Nicola, 36, is married with two children and lives in Leicester.
I’ve had anxiety and depression for as long as I can remember. Yet I didn’t receive a proper diagnosis or the right treatments until about three years ago. Now, aged 36, I’ve had to accept my mental health problems and this has probably been one of the biggest challenges that I have had to face. With my illness – it was a case of me getting a lot worse before I started to get better – therapy and medication helped but all the emotions that I had, for so many years squashed deep down inside of me, had to eventually come out and experiencing that was very difficult.
It was a real challenge not to become overwhelmed by my mental health problems. It is only now that I am recovering, that I can see just how unwell I was. In early 2013, I hit rock bottom: I had just changed medication, which didn’t suit me well, and I started to experience suicidal thoughts worse than I ever have before. Then, my therapist told me she was going away for four weeks. In the depressed and anxious state that I was in, it felt like she had told me that she was leaving for a year. I can’t quite put into words just how dreadful this period in my life was – not just for me, but for my husband and two young children too. I tried to be as ‘normal’ around them as I could, but I was trapped in a living nightmare of complete despair and hopelessness.
In a desperate attempt for help, I spent hours either talking on the phone to the Samaritans or searching online for some sort of support whilst my therapist was away – I just needed something to help me get through the day. My therapist introduced me once to a website called www.livinglifetothefull.com and that’s when I first came across the term ‘mindfulness’. I wasn’t exactly sure what it was, but I was just so relieved to find something that might help, so I began looking for books on mindfulness. That’s when I came across the book Finding Peace in a Frantic World by Mark Williams and Danny Penman. The book appealed to me because it came with audio guided meditations to accompany the text.
I started following the book’s eight-week programme of guided meditations and mindfulness activities religiously. As I worked my way through the book, I started to notice changes. I felt a lot calmer and became more aware of things around me. Sometimes it would be when I was out walking: I would find myself really looking at the clouds, the trees or the flowers. At other times, I would be aware of the sound of traffic or birdsong. I also noticed that I was becoming more tuned in to my feelings and was beginning to take a step back, rather than getting caught up in them. Mindfulness tied in with some other work that I had been doing called ‘Distress Tolerance’ which asks that you observe painful emotion, watching it like a wave, instead of letting it control you.

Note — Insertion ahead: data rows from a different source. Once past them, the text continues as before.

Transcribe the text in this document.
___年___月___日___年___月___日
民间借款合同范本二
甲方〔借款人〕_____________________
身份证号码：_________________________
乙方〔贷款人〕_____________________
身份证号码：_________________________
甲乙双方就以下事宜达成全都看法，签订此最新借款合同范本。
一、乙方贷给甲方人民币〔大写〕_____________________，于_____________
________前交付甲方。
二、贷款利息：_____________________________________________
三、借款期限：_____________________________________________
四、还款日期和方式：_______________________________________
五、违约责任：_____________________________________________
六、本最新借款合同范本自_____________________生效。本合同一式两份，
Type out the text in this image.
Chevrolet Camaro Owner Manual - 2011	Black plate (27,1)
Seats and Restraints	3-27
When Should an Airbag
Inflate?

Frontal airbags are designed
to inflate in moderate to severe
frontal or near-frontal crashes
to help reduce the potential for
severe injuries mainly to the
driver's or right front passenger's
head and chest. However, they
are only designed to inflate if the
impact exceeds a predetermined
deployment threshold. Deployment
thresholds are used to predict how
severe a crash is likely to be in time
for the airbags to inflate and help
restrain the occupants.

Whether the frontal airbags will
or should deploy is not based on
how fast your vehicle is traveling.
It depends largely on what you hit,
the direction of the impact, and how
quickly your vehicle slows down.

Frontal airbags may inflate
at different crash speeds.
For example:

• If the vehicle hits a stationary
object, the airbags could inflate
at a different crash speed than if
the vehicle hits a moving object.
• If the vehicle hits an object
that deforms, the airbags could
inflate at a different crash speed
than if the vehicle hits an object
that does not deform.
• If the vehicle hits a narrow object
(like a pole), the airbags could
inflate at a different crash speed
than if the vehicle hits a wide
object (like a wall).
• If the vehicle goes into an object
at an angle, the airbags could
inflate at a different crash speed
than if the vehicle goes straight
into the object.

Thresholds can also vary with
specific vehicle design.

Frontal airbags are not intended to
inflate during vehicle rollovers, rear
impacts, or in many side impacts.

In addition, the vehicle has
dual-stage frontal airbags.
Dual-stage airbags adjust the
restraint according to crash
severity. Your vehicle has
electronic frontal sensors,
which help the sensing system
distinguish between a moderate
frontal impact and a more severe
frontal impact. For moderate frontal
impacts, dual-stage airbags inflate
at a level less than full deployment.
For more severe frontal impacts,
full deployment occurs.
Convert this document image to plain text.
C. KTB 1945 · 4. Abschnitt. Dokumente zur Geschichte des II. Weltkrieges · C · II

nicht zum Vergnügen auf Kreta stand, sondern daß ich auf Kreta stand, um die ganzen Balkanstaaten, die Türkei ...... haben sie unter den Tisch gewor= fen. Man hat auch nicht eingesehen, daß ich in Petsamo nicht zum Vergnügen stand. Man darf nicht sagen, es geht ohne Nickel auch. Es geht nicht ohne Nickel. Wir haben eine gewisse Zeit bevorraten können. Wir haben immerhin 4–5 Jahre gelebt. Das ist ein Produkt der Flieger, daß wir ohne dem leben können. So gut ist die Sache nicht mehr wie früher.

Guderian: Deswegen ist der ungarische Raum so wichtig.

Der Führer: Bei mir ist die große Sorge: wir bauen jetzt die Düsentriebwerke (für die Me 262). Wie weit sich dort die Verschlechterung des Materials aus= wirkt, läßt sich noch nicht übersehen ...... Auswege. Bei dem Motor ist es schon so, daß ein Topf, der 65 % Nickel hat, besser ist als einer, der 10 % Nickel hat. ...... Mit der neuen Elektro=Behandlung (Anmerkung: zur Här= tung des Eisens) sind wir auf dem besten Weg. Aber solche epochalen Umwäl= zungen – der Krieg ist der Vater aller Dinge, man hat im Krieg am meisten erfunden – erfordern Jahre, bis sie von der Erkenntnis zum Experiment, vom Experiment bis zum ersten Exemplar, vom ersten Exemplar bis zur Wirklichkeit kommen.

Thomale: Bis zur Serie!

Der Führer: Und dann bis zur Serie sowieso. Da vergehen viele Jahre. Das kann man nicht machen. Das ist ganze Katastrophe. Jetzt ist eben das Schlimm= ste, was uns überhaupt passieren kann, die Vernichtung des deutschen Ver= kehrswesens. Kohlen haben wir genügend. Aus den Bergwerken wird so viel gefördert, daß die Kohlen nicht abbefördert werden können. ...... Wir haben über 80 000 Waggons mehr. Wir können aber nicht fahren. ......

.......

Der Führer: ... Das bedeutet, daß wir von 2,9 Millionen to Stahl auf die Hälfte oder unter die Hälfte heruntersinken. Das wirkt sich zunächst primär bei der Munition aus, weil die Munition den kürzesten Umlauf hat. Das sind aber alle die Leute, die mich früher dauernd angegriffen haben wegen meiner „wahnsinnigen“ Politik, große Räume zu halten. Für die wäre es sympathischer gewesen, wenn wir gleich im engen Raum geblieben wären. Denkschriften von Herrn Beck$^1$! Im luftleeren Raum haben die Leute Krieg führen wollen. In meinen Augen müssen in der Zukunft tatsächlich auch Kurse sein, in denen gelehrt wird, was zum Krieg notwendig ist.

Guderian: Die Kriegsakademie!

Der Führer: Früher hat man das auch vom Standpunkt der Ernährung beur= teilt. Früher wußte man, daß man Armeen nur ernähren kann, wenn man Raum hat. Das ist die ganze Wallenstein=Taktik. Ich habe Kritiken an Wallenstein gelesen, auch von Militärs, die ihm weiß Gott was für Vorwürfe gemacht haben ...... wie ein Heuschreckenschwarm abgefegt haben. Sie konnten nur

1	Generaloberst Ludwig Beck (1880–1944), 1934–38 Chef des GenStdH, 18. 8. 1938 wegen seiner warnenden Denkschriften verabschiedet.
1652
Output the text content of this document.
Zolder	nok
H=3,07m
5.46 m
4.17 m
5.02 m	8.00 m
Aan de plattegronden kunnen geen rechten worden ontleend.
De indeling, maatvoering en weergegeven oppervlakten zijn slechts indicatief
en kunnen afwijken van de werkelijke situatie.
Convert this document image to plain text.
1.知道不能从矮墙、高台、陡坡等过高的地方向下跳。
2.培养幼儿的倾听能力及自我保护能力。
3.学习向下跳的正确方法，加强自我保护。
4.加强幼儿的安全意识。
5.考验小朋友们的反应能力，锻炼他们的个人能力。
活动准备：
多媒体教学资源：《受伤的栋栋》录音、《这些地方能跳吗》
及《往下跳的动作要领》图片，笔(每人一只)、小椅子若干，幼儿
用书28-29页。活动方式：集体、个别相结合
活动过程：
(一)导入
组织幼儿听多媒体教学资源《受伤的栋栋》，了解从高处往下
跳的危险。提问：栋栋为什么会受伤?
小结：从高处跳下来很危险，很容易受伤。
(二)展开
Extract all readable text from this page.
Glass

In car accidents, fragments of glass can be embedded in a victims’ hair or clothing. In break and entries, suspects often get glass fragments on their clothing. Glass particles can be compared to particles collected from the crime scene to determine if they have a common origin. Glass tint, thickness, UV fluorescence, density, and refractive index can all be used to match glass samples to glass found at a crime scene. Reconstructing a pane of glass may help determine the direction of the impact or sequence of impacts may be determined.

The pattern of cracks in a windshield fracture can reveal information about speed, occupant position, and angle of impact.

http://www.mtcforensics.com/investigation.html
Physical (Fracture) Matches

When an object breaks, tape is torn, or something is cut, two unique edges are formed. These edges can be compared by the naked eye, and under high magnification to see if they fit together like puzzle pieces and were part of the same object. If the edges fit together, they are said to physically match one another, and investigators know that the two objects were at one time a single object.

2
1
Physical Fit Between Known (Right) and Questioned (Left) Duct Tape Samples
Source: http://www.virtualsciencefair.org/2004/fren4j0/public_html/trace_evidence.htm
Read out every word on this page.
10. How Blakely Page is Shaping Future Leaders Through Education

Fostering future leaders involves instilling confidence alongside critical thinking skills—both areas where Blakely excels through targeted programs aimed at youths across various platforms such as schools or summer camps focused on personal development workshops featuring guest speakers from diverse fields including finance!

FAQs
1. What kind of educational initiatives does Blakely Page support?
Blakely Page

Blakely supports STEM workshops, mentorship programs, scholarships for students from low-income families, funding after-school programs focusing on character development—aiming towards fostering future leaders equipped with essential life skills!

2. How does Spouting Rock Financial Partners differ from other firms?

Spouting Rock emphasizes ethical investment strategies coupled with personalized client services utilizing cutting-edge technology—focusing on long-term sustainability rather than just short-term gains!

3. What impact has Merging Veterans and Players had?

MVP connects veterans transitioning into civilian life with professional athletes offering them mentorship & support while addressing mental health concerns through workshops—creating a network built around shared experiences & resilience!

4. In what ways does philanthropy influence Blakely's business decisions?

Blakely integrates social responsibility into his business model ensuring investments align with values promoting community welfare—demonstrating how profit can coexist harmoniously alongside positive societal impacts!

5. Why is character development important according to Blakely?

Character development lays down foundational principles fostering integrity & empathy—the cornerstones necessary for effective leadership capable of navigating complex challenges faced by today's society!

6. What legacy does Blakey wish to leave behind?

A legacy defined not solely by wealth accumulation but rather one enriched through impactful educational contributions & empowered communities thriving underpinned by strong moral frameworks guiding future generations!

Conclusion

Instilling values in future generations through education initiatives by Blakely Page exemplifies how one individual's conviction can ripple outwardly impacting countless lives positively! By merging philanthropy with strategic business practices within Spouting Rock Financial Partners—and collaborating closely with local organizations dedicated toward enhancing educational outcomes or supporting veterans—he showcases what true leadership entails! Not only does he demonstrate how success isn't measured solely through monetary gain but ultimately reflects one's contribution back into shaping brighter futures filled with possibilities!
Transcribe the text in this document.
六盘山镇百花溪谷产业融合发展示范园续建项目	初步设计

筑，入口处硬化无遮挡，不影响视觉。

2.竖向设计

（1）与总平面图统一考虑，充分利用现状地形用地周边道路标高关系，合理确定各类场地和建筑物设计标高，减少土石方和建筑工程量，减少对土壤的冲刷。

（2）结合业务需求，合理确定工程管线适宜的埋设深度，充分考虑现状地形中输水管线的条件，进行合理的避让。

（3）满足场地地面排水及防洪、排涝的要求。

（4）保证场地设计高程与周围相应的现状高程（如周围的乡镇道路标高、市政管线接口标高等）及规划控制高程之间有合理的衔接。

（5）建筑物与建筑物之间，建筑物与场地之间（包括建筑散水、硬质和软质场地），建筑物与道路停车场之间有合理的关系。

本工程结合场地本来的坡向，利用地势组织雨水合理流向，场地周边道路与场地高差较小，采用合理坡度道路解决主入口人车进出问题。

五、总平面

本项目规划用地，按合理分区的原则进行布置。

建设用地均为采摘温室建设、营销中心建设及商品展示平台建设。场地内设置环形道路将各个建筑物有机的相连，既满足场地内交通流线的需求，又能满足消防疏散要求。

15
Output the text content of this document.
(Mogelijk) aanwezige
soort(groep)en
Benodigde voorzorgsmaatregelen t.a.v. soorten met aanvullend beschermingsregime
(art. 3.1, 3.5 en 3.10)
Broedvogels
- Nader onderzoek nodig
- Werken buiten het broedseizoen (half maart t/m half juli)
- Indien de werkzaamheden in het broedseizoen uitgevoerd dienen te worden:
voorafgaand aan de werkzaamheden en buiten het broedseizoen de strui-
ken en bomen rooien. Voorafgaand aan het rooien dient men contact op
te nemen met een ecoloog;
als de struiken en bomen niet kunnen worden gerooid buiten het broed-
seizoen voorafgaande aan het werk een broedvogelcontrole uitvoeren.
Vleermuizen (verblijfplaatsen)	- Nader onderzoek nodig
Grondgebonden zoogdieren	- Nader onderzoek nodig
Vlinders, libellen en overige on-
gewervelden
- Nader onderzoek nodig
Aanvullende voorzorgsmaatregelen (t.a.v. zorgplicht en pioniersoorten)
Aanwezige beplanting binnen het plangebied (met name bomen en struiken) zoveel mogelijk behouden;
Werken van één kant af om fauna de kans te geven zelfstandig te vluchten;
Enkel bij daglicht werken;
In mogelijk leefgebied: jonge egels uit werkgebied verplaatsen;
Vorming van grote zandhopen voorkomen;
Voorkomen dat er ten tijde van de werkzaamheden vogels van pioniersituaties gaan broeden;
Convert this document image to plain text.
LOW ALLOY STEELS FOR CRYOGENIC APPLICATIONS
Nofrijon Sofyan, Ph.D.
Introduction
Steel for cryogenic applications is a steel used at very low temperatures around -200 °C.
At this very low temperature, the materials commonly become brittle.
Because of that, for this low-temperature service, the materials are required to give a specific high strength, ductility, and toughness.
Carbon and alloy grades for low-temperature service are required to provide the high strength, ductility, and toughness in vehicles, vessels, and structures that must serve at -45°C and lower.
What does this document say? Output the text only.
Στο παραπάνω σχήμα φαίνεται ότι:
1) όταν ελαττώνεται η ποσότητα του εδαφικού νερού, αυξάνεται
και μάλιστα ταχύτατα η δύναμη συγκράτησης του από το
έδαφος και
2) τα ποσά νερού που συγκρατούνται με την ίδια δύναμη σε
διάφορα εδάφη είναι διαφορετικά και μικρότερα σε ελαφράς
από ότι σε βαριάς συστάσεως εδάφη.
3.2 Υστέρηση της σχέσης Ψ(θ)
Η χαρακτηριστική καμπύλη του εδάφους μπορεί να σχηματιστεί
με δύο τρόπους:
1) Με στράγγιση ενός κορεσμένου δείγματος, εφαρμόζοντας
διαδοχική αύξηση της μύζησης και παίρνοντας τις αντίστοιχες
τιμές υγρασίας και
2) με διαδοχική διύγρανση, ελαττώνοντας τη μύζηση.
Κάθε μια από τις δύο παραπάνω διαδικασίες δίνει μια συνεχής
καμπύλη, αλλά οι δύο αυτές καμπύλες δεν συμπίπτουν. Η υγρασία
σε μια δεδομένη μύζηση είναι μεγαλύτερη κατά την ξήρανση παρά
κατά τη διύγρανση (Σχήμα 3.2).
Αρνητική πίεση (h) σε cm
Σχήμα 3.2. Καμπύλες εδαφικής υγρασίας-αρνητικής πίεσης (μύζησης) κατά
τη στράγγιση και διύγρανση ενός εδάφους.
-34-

I genuinely believe that mindfulness had a huge part to play in my recovery and still does to this day. It really was a turning point for me, and I often find myself recommending mindfulness to friends and family who are struggling with everyday stresses. More recently, I have been able to bring mindfulness to a wider audience when I helped to organise an event for ‘Time to Talk Day’ at my local library. As part of this event, we ran workshops introducing people to relaxation techniques and mindfulness. I hope to continue spreading the message of mindfulness to people, showing them that there is support out there and that you don’t need to suffer in silence. Mindfulness can be beneficial to anyone, not just those experiencing mental health problems.